Industry Expertise: How to Achieve an Inside View of Network Infrastructure

Cables carry the data needed to light our cities, make cloud computing possible, and enable billions of devices to function, be it miniature sensors, Industry 4.0 machines, or huge industrial facilities. Some 2.5 quintillion bytes are transported through cables every day. That’s equivalent to the storage capacity of 36 million iPads.

How these cables are managed matters – a lot. Cable management is crucial to efficiently manage fiber rollouts, which are needed to support the requirements of business and residential customers and the rollout of new technologies such as 5G.

To achieve efficient management of operations, fast and consistent planning, and enable future expansion, an inside view of network infrastructure is crucial. A central data repository, based on a unified data model, can provide the required transparency across all cable and network infrastructures, from inside plant management through to outside plant management.

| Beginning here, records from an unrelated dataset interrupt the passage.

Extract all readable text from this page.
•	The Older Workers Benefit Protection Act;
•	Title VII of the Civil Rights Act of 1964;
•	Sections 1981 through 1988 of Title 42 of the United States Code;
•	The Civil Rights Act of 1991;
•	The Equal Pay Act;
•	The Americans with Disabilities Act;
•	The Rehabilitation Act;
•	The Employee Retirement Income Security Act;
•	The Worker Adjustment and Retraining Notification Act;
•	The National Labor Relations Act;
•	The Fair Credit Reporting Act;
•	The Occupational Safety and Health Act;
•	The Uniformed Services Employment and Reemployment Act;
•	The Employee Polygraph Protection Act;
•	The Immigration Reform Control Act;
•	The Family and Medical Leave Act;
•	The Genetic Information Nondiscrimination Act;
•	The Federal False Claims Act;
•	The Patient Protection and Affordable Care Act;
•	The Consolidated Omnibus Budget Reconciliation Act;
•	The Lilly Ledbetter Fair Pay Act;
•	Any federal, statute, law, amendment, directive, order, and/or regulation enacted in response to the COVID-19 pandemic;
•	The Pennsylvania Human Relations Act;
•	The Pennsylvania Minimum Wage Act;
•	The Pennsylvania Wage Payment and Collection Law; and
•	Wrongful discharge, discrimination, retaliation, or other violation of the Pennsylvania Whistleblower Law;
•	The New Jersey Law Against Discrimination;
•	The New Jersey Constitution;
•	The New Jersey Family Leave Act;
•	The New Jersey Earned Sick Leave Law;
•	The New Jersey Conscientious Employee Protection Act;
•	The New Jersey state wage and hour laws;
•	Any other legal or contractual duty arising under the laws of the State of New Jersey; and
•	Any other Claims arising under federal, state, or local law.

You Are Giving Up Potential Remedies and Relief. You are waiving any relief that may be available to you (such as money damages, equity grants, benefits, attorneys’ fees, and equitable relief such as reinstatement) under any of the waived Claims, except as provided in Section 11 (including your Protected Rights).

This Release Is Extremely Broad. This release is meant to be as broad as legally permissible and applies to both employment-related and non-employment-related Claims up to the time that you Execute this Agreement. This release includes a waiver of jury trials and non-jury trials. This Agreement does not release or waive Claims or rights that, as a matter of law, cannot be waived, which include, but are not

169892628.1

The ideal cable management solution should provide the following features and functions:

• An integrated, central data model which encompasses data, relationships, and dependencies across all technologies and layers from the building level through physical, logical, and virtual assets and resources to applications and services, including business services.
• Interfaces to source systems together with an ETL Staging Area for data cleansing prior to import.
• Continuous end-to-end signal tracing across the entire cable infrastructure in both actual and planning views, based on the relevant geo-referenced nodes and routes in the GIS representation.
• Immediate impact analysis as well as faster fault analysis and repair, based on seamless integration between the physical network infrastructure and the assigned connections and services on logical and service layers.
• Efficient planning and analysis of redundant circuits to ensure protected services are based on diverse routed connections, not only on the logical layers (active network resources) but also on the cable layer (passive network infrastructure).
• Managed maintenance/fault and repair tasks. For example, by planning the exchange or replacement of components, work orders for field force teams can be automatically created to execute tasks.
• Auto-routing capabilities on tray, duct, and cable level to enable optimal planning and routing of connections. Work orders for patches and splices that are required to implement the planned connections can be automatically created within the planning mode.
• A geo-referenced visualization of the network infrastructure to support as-is documentation and planning.